Some of these are indeed scheme specific.  Some are clear violations of 
RFC 3986.  In any case, there are numerous interoperability issues, and 
may even have security implications.

> Those tests might tell you whether the URL DOM is consistent, but
> not whether the RFC3986 identifier is interoperable with servers.
> What matters to 3986 is that the reference provided in, say, an HTML
> href, will go out on the wire as valid ASCII URI components via the
> HTTP request-target and Host.  That is why the lack of interop for
> file schemes has been largely ignored by both the IETF and browsers,
> since they are not intended for the Internet.  Likewise, javascript
> and blob are not really URL schemes even if they might be reserved
> as such to avoid name conflicts; they are special-case exceptions
> for the browser href parsing engine that are not applicable to any
> other type of implementation.

In the case of browsers, there is a relationship between what goes over 
the wire and what is in the DOM.  I'm also testing non-browser libraries 
based on those library's public APIs.

> This does not mean there isn't value in coming up with a consistent
> reference parsing model for HTML that reflects the browser
> environment and results in a consistent URL DOM and address display.
> It simply doesn't change what is in RFC3986, nor does it escape the
> fact that a browser is still dependent on RFC3986 to produce a valid
> URI out of whatever it happens to parse when it eventually chooses to
> use that URI in an IETF protocol like HTTP.

I keep saying this: it is not just for HTML, and it is not just browsers.

I will, however, say that great effort has been undertaken to ensure that:

1) the output produced by the URL parsing algorithm matches the ABNF 
specified by RFC 3986.

2) the set of conformant inputs to the URL parsing algorithm is a proper 
subset of the set of strings that match the ABNF specified by RFC 3986.
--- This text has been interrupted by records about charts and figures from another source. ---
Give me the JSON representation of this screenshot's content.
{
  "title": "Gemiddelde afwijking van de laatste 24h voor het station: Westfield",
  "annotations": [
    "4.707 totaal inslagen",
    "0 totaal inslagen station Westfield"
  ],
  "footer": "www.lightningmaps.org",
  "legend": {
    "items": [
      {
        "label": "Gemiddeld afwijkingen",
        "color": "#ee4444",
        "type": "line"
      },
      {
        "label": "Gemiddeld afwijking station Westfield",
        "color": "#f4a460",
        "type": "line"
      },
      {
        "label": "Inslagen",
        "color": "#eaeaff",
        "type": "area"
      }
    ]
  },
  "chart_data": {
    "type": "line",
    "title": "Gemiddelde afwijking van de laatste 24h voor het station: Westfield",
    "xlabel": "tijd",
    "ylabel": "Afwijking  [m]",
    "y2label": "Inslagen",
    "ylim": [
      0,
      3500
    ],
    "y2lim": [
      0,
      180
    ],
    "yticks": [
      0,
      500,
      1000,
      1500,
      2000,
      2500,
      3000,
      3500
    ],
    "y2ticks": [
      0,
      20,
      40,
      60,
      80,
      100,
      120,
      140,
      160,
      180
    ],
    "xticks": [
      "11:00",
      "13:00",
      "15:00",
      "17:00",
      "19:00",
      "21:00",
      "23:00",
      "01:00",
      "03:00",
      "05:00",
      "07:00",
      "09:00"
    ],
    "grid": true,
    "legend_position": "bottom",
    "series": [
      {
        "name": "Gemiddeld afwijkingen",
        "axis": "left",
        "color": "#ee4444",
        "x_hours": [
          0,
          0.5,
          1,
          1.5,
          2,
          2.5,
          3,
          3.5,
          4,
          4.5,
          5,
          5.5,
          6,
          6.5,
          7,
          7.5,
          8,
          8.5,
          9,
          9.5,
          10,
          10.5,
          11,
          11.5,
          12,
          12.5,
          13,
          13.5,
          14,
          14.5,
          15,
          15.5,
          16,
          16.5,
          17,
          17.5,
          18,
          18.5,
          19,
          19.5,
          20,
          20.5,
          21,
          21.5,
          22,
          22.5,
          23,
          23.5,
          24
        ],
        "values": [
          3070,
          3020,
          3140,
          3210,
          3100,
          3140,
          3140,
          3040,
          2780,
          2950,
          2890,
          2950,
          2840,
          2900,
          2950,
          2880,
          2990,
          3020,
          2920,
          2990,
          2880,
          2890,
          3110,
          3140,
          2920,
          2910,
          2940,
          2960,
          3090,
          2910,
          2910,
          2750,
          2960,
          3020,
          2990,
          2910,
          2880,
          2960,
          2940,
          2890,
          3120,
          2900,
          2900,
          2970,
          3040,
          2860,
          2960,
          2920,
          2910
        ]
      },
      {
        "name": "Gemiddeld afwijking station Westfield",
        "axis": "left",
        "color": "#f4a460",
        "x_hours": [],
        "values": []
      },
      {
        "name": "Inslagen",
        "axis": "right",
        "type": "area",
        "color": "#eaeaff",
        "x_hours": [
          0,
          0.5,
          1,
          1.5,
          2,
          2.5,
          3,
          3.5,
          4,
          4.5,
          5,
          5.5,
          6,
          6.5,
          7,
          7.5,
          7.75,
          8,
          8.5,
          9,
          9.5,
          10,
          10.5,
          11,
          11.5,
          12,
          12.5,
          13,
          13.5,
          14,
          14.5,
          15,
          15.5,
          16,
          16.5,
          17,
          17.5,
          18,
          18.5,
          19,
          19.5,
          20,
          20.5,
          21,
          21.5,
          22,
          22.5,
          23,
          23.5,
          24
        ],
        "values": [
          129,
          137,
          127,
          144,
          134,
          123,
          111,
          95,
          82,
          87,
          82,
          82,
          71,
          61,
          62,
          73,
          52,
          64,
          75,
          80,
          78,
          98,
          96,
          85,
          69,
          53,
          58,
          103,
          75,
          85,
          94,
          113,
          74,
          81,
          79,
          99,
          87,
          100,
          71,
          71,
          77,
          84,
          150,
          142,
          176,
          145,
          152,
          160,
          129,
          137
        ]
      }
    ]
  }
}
Violations of either of these are valid bugs.  At the moment, there is 
one such bug open that I will address shortly:

https://www.w3.org/Bugs/Public/show_bug.cgi?id=27687

As an aside, I agree that it is confusing for the current URL standard 
uses the term URL while simultaneously using the same term for the 
output of the parsing algorithm -- again there is an existing bug:

https://www.w3.org/Bugs/Public/show_bug.cgi?id=26405

> So, if you want to talk about replacing 3987 with a spec of how to
> get from an arbitrary string to an RFC3986 URI (and an i18n
> consistent display form for that URI), then I think you can make some
> progress.
>
> Changing RFC3986 is not going to happen without a full IETF WG. The
> result would have to be based on all implementations, not just
> browsers, and would have to be validated with all Internet protocols
> that depend on STD66.

I believe that both would require a full IETF WG.  So, lets do that.

> ....Roy

- Sam Ruby
Received on Wednesday, 24 December 2014 21:04:16 UTC